The case stemmed from a 2017 incident in which officers went to Jones’ home in response to a domestic dispute.

According to the Court of Appeals ruling, Jones stepped in between two officers and one of her sons and grabbed one officer’s wrist as the officers drew their stun guns and pointed them at the son, who was wanted on a pending warrant and who had been yelling.

The New Mexico Supreme Court has ruled that the right to self-defense isn’t absolute because it doesn’t apply when an officer is using force necessary to make an arrest.
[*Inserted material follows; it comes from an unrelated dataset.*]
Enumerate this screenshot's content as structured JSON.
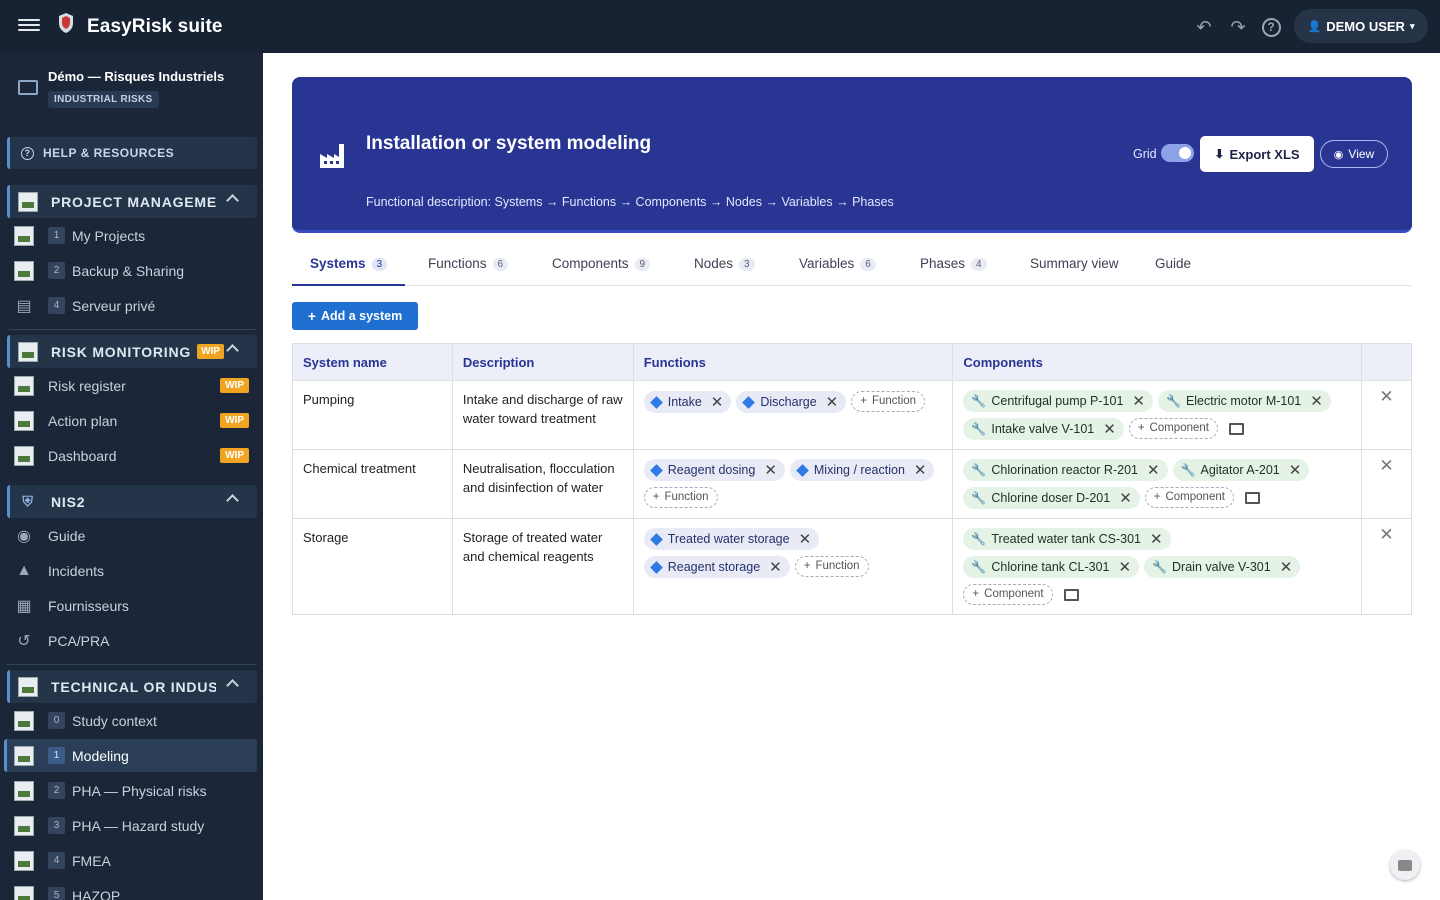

In Jones’ case, the Court of Appeals said, “reasonable minds could differ as to whether the officers used excessive force ...”

Maryland
Sanity phase in newspaper shooting case delayed to June

ANNAPOLIS, Md. (AP) — The second phase of a trial to determine whether a man who has pleaded guilty to killing five people at a Maryland newspaper but not criminally responsible due to his mental health will be delayed until June, a judge ruled Monday.

Judge Laura Ripken set jury selection begin June 2 during a hearing in Anne Arundel County Circuit Court in Annapolis, Maryland.  She set aside June 8-23 for the sanity phase of Jerrod Ramos’ trial. It’s the latest delay after repeated postponements in the case relating to the June 2018 shooting at the Capital Gazette’s office.

Attorneys for Ramos say the delay is needed, because William Davis, one of his three lawyers, cannot continue with the case due to medical issues. They say a new attorney has agreed to take his place, but more time is needed for the lawyer to prepare.

The sanity phase of the trial had been scheduled for March.

Anne Colt Leitess, the state’s attorney handling the case, said she had contacted family members of victims about the delay.

“This is very difficult for them,” Leitess said, though she added that she understood the need for the delay during the hearing in Anne Arundel County Circuit Court in Annapolis, Maryland.

Ramos attended the hearing in green jail clothes. The judge asked him if he had any questions about the delay, and he said he did not. She also asked him if the postponement was OK with him.

Ramos pleaded guilty but not criminally responsible in October to killing John McNamara, Gerald Fischman, Wendi Winters, Rob Hiaasen and Rebecca Smith in the newsroom rampage.

Ramos had a well-documented history of harassing the newspaper’s journalists. He filed a lawsuit against the paper in 2012, alleging he was defamed in an article about his conviction in a criminal harassment case in 2011. The Capital published a story describing allegations by a woman who said Ramos harassed her online for months. The defamation suit was dismissed as groundless, and Ramos railed against the staff at the newspaper in profanity-laced tweets.

During a pretrial hearing in October, Ripken said a report from the state health department concluded Ramos is legally sane. But Ramos’ lawyers say experts for the defense have reached a different conclusion.